Perene flui a interminável hora

Que nos confessa nulos.  No mesmo hausto

Em que vivemos, morreremos. Colhe

O dia, porque és ele.

                                                                        Ricardo Reis

Colhe o dia — carpe diem...

É numa Ode de Horácio que esse conceito aparece:

                                                  Dum loquimur, fugerit invida

aetas:  carpe diem, quam minimum credula postero.

 

                        Enquanto falamos, já invejoso terá fugido o tempo;

colhe o dia, confiando o menos possível no amanhã.

Horácio, Odes, I, 11

Carpe diem!

Mas, será que sabemos fruir o tempo, o tempo que temos, o tempo que passamos uns com os outros, o tempo em que descansamos, o tempo em que passeamos?...

O mesmo Fernando Pessoa dizia, através de Alberto Caeiro, o poeta da natureza:

O tempo passa,

Não nos diz nada.

Envelhecemos. 

Saibamos, quase maliciosos,

Sentir-nos ir,

Tendo as crianças

Por nossas mestras

E os olhos cheios

De natureza...

 

Aproveitar o presente, o momento que passa, com a inocência da criança, fruindo  as coisas simples, sabendo que envelhecemos, mas tendo a sabedoria de nos sentirmos sempre crianças, apreciando a natureza, deixando o tempo passar...

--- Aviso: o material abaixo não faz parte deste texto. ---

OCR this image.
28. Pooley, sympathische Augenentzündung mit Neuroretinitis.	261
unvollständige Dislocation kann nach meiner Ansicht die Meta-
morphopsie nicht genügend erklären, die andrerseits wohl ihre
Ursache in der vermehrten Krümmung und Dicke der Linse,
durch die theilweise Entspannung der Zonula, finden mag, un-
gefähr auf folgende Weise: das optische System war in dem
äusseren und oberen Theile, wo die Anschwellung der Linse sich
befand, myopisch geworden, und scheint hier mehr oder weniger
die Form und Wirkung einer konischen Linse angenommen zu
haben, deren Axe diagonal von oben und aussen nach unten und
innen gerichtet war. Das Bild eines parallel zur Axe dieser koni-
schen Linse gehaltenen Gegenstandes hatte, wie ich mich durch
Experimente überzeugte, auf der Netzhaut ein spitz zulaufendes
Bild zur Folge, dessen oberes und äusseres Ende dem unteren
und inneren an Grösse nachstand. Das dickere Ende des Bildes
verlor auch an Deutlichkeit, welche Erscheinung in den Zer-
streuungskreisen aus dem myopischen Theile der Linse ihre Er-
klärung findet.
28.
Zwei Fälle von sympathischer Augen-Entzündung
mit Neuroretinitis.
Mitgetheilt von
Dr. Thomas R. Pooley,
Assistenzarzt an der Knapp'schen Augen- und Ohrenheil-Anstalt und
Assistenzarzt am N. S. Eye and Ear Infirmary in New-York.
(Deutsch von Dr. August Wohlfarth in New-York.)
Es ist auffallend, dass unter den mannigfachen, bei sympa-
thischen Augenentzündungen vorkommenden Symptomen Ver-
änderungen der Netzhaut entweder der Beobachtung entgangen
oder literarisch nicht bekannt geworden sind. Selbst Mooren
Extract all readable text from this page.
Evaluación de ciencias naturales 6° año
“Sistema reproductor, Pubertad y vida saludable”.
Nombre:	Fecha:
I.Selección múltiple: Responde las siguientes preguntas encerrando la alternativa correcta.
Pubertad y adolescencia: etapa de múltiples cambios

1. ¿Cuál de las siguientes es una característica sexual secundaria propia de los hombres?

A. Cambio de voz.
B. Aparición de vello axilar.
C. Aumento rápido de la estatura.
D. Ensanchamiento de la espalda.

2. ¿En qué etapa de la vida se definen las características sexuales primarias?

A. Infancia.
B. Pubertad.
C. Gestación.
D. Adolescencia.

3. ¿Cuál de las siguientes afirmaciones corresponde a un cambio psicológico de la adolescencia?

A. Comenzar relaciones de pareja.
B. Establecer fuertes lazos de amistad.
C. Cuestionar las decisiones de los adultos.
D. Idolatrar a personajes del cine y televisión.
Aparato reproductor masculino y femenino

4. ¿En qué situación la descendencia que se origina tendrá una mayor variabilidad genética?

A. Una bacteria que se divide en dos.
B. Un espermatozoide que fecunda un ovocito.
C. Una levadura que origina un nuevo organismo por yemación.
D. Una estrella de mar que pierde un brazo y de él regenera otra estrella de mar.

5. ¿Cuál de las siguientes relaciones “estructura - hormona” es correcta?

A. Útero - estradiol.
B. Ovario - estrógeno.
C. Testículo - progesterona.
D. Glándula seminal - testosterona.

É o mesmo Caeiro que rejeita a ideia de tempo pois quer viver VENDO, ele para quem o sentido da Visão era o mais importante; ver apenas as coisas e vivê-las, assim, sem tempo...

Vive, dizes, no presente;

Vive só no presente.

 

Mas eu não quero o presente, quero a realidade;

Quero as coisas que existem, não o tempo que as mede.

O que é o presente?

É uma coisa relativa ao passado e ao futuro.

É uma coisa que existe em virtude de outras coisas existirem.

Eu quero só a realidade, as coisas sem presente.

 

Não quero incluir o tempo no meu esquema.

Não quero pensar nas coisas como presentes; quero pensar nelas como coisas.

Não quero separá-las de si-próprias, tratando-as por presentes.

 

Eu nem por reais as devia tratar.

Eu não as devia tratar por nada.

 

Eu devia vê-las, apenas vê-las;

Vê-las até não poder pensar nelas,

Vê-las sem tempo, nem espaço,

Ver podendo dispensar tudo menos o que se vê.

É esta a ciência de ver, que não é nenhuma.

 

Como é difícil, por vezes, viver a poesia do tempo!

Saibamos, nestes tempos difíceis que atravessamos, viver o tempo presente, usufruir de cada dia sem azedume, procurando sempre o lado mais positivo da vida.

Isaltina Martins

1 comentário:

Carlos Ricardo Soares disse...

É muito bom ler textos como o que a Isaltina Martins nos proporcionou.
O tempo é um tema fascinante, que nunca cansa, nem passados milhões de anos, qualquer que seja o instrumento de medida que se adopte, admitindo, no entanto, que o tempo do relógio é o menos relevante na perspectiva do poeta e da abelha e da mosca e do covid-19 e dos dinossauros... Mas o tempo dos relógios e da velocidade, da clepsidra e da tartaruga são outras formas de movimento... Estamos imbuídos de sentidos do tempo e do espaço, como as águias e as pombas, os golfinhos e as sardinhas, mas as estrelas e as galáxias, de que fazemos parte, não têm tempo. O tempo, nesta acepção física de realidade, não existe. O tempo é biológico. O que existe é o movimento. Nada do que existe, incluindo o tempo (parece contraditório com o que disse), não existiria sem movimento. E eu pergunto-me se é sequer concebível, imaginável, que deixe alguma vez de ser tudo movimento.